The Latin American mayors convened at the C40 Latin American Mayors Forum, Friday’s one-day climate meeting in Buenos Aires. They included México City Mayor Miguel Ángel Mancera, Buenos Aires Mayor Mauricio Macri, Rio de Janeiro Mayor Eduardo Paes, and former President of México and Chair of the Global Commission on the Economy Felipe Calderón. These and other Latin American cities (both C40 members and nonmembers) have a huge potential to reduce global atmospheric pollution by greenhouse gases. Together, they could cut emissions by an estimated 2,500 MtCO2 by 2030 (equivalent to taking 526 million cars off the road).
The full list of signatories:
C40 Cities: Bogotá, Buenos Aires, Caracas, Curitiba, Lima, Mexico City, Quito, Rio de Janeiro, São Paulo
Non-C40 Cities: Asunción, Belo Horizonte, Cali, Cordoba, Fortaleza, La Paz, Panama, Santiago, Santo Domingo, Tegucigalpa, Valparaíso
Said C40 Chair and Rio Mayor Paes about the call to decarbonize urban mass transit:
“By taking these decisive steps here today, Latin American cities are leading the way in driving urban action that reduces greenhouse gas emissions and climate risks, while increasing the health, wellbeing and economic opportunities of urban citizens…. Mayors, through networks such as the C40, are learning from each other, exchanging ideas, and thereby accelerating local action on the ground. Today’s event is testament to this promising trend.”
In addition to Latin American cities, many C40 cities in Africa, Asia, Europe, and North America also support the City Clean Bus Declaration of Intent:
- Africa: Addis Ababa, Cape Town, Johannesburg, Tshwane
- Europe: Copenhagen, London, Madrid, Oslo, Warsaw
- Latin America: Bogotá, Buenos Aires, Caracas, Curitiba, Mexico City, Quito, Rio de Janeiro, Salvador
- North America: San Francisco
- East Asia: Seoul
- Southeast Asia: Jakarta
Non-C40 Latin American cities that have expressed support for the declaration include Asunción, Belo Horizonte, Cordoba, Fortaleza, La Paz, Santo Domingo, Tegucigalpa, and Valparaíso.
Mayor Bloomberg notes:
“Cities across Latin America are doing smart work to make people’s lives better while also shrinking carbon footprints, in many cases by finding new ways to expand mass transit. Making a commitment to the Compact of Mayors is another important step forward for Latin American cities, because it will help them set clear climate goals, measure their progress, and share best practices with the rest of the world. With the U.N.’s Climate Change Conference in Paris just around the corner, cities around the region are providing leadership at a critical time.”

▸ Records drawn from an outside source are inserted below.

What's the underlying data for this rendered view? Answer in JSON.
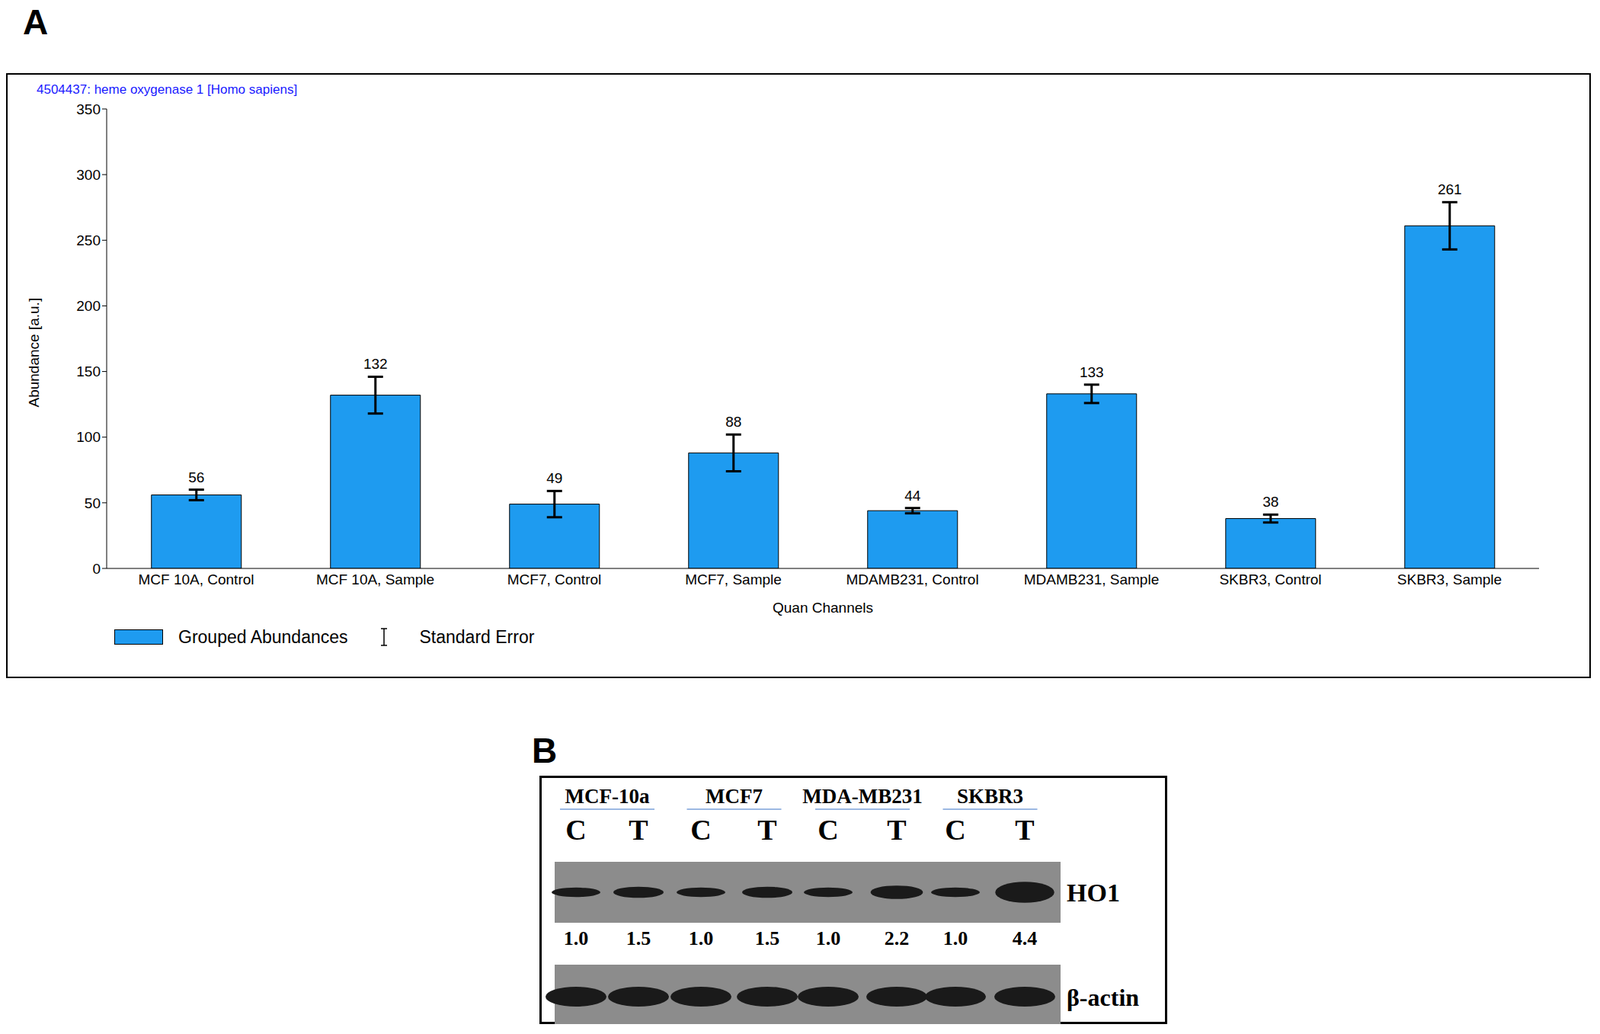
{
  "chart_data": {
    "panel": "A",
    "type": "bar",
    "title": "4504437: heme oxygenase 1 [Homo sapiens]",
    "x_label": "Quan Channels",
    "y_label": "Abundance [a.u.]",
    "categories": [
      "MCF 10A, Control",
      "MCF 10A, Sample",
      "MCF7, Control",
      "MCF7, Sample",
      "MDAMB231, Control",
      "MDAMB231, Sample",
      "SKBR3, Control",
      "SKBR3, Sample"
    ],
    "series": [
      {
        "name": "Grouped Abundances",
        "color": "#1e9bf0",
        "values": [
          56,
          132,
          49,
          88,
          44,
          133,
          38,
          261
        ],
        "standard_error": [
          4,
          14,
          10,
          14,
          2,
          7,
          3,
          18
        ]
      }
    ],
    "error_label": "Standard Error",
    "ylim": [
      0,
      350
    ],
    "yticks": [
      0,
      50,
      100,
      150,
      200,
      250,
      300,
      350
    ],
    "data_labels": true,
    "legend": "bottom"
  },
  "blot": {
    "panel": "B",
    "groups": [
      {
        "name": "MCF-10a",
        "lanes": [
          "C",
          "T"
        ]
      },
      {
        "name": "MCF7",
        "lanes": [
          "C",
          "T"
        ]
      },
      {
        "name": "MDA-MB231",
        "lanes": [
          "C",
          "T"
        ]
      },
      {
        "name": "SKBR3",
        "lanes": [
          "C",
          "T"
        ]
      }
    ],
    "rows": [
      {
        "label": "HO1",
        "values": [
          1,
          1.5,
          1,
          1.5,
          1,
          2.2,
          1,
          4.4
        ],
        "value_labels": [
          "1.0",
          "1.5",
          "1.0",
          "1.5",
          "1.0",
          "2.2",
          "1.0",
          "4.4"
        ]
      },
      {
        "label": "β-actin"
      }
    ]
  }
}
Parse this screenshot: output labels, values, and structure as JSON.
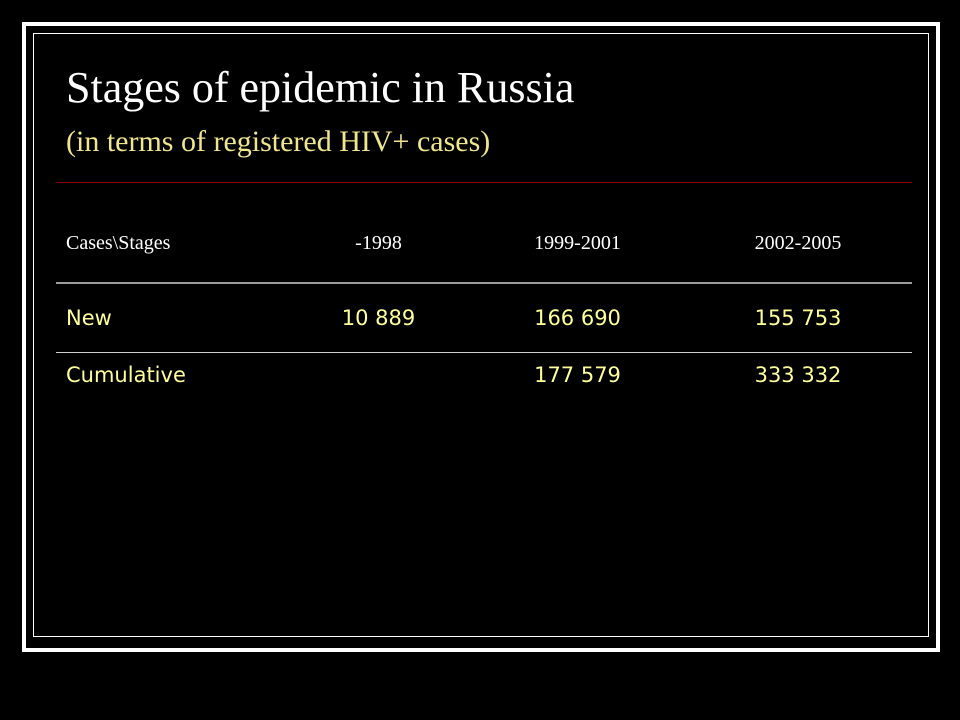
{
  "slide": {
    "title": "Stages of epidemic in Russia",
    "subtitle": "(in terms of registered HIV+ cases)"
  },
  "table": {
    "headers": [
      "Cases\\Stages",
      "-1998",
      "1999-2001",
      "2002-2005"
    ],
    "rows": [
      {
        "label": "New",
        "values": [
          "10 889",
          "166 690",
          "155 753"
        ]
      },
      {
        "label": "Cumulative",
        "values": [
          "",
          "177 579",
          "333 332"
        ]
      }
    ]
  },
  "colors": {
    "background": "#000000",
    "title": "#ffffff",
    "subtitle": "#f0e68c",
    "header_text": "#ffffff",
    "cell_text": "#ffff99",
    "title_rule": "#8b0000",
    "frame": "#ffffff"
  }
}
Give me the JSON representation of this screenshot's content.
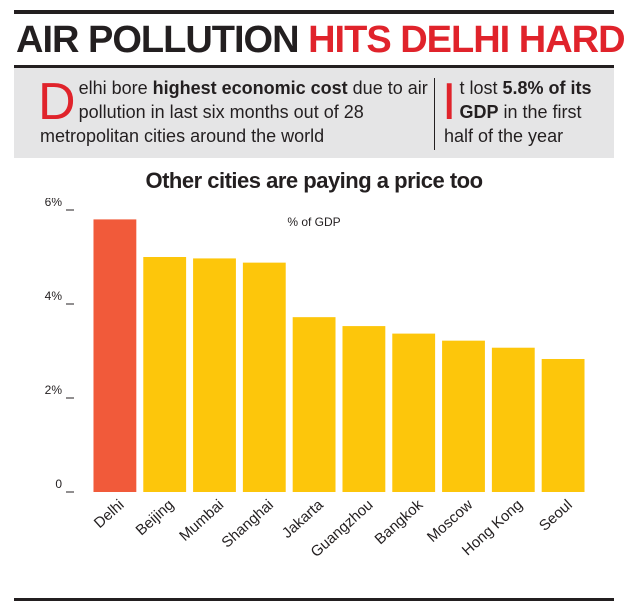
{
  "headline": {
    "part1": "AIR POLLUTION ",
    "part2": "HITS DELHI HARD",
    "colors": {
      "dark": "#231f20",
      "accent": "#e0232b"
    }
  },
  "summary": {
    "left": {
      "dropcap": "D",
      "text_a": "elhi bore ",
      "text_bold": "highest economic cost",
      "text_b": " due to air pollution in last six months out of 28 metropolitan cities around the world"
    },
    "right": {
      "dropcap": "I",
      "text_a": "t lost ",
      "text_bold": "5.8% of its GDP",
      "text_b": " in the first half of the year"
    }
  },
  "chart_data": {
    "type": "bar",
    "title": "Other cities are paying a price too",
    "unit_label": "% of GDP",
    "categories": [
      "Delhi",
      "Beijing",
      "Mumbai",
      "Shanghai",
      "Jakarta",
      "Guangzhou",
      "Bangkok",
      "Moscow",
      "Hong Kong",
      "Seoul"
    ],
    "values": [
      5.8,
      5.0,
      4.97,
      4.88,
      3.72,
      3.53,
      3.37,
      3.22,
      3.07,
      2.83
    ],
    "ylim": [
      0,
      6
    ],
    "yticks": [
      {
        "value": 0,
        "label": "0"
      },
      {
        "value": 2,
        "label": "2%"
      },
      {
        "value": 4,
        "label": "4%"
      },
      {
        "value": 6,
        "label": "6%"
      }
    ],
    "highlight_index": 0,
    "colors": {
      "highlight": "#f15a3a",
      "bar": "#fdc60b",
      "tick": "#231f20"
    },
    "grid": false
  }
}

President Calderón adds: “In signing the new Compact of Mayors today, mayors are not only committing to accelerate the transition to a low-carbon, more resilient economy, converting major cities’ potential to reduce emissions into a reality. They’re also providing a concrete example for their national governments to follow in the Paris climate conference later this year.”
Committing to the international Compact of Mayors, the other action taken Friday, will accelerate the cities’ transition to low-carbon, more resilient economies. It involves each city compiling a GHG inventory using the new GPC standard for city-scale emissions to help prepare for site-specific hazards and vulnerabilities and create a target-oriented climate action plan.
Mexico City Mayor Mancera points out that “implementing and promoting clean mass transit systems in cities not only reduces emissions and enhances air quality,” but also has “the potential to greatly improve liveability and social inclusion, connecting people to economic opportunities.” It’s a very good example of “an international group with common interests driving climate action faster than a top-down incentive could.”